The Government will spend about $123 million to deliver a new national attendance service, with a further $17 million to support and strengthen existing frontline services over the next four years.
“Frontline attendance services will be more accountable, better at effectively managing cases, and data driven in their responses,” Seymour said. “To achieve this, they will soon have access to a new case management system and better data monitoring, and their contracts will be more closely monitored.”
In 2024, the Education Review Office released a report stating that the current system for managing school attendance was ineffective. The report noted that funding discrepancies across providers left many services under-resourced and unable to meet demand.
It recommended targeted support for chronic absences, better retention efforts, a more efficient model, and stronger prevention measures.
Seymour said the new attendance model addresses three of the four recommendations, with a wider attendance action plan—requiring all schools to implement attendance management plans aligned with the Stepped Attendance Response (STAR) by Term 1 of 2026—covering the rest.

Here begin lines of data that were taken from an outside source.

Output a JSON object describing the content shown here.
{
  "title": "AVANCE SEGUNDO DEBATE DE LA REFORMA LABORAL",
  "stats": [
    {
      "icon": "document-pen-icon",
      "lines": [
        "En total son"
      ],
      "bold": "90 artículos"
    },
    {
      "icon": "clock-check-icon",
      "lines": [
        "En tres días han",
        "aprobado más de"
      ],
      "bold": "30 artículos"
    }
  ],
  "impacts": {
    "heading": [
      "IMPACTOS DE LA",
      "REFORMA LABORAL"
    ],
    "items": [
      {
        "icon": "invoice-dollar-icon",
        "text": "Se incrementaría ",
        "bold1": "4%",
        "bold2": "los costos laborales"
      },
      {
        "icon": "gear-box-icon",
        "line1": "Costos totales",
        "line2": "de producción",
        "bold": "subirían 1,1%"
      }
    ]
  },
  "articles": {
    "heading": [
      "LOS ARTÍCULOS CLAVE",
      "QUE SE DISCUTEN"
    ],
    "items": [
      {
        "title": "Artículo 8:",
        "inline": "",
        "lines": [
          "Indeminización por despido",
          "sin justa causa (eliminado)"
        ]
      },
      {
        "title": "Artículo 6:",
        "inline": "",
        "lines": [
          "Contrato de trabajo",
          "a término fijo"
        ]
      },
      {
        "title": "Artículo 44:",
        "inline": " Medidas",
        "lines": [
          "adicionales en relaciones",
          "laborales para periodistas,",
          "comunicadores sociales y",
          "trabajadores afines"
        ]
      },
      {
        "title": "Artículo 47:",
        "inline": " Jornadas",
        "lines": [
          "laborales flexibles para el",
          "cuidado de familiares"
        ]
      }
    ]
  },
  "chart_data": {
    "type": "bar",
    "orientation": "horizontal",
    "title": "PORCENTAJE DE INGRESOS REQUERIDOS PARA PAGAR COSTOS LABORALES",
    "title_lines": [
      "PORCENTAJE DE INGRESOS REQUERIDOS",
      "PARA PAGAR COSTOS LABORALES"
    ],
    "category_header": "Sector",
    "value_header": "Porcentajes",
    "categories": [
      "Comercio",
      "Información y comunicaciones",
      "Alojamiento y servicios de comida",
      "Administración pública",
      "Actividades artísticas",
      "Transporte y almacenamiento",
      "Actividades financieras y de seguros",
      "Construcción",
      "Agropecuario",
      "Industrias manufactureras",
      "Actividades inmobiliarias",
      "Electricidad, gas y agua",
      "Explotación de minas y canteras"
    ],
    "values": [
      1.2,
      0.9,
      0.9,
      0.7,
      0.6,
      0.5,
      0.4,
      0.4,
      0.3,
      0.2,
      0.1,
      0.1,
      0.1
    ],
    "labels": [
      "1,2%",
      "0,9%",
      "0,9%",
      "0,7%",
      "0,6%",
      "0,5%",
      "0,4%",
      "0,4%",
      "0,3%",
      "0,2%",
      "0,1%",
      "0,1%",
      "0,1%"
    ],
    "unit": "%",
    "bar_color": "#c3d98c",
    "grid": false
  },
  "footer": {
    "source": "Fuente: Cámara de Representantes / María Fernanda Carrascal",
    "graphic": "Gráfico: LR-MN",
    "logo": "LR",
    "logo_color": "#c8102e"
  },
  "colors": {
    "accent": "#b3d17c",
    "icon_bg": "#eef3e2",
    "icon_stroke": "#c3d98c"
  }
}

Service providers will offer a range of support based on student and school needs, from advisory assistance to intensive case management. Schools with high numbers of chronically absent students, often in high Equity Index (EQI) brackets, will be able to apply for in-school service funding.
Transition to the new model will begin at the end of this year, with full implementation expected in early 2026. The Ministry of Education will work with providers to ensure students continue to receive support during the transition.
“Attending school is the first step towards achieving positive educational outcomes. Positive educational outcomes lead to better health, higher incomes, better job stability and greater participation within communities. These are opportunities that every student deserves,” Seymour said.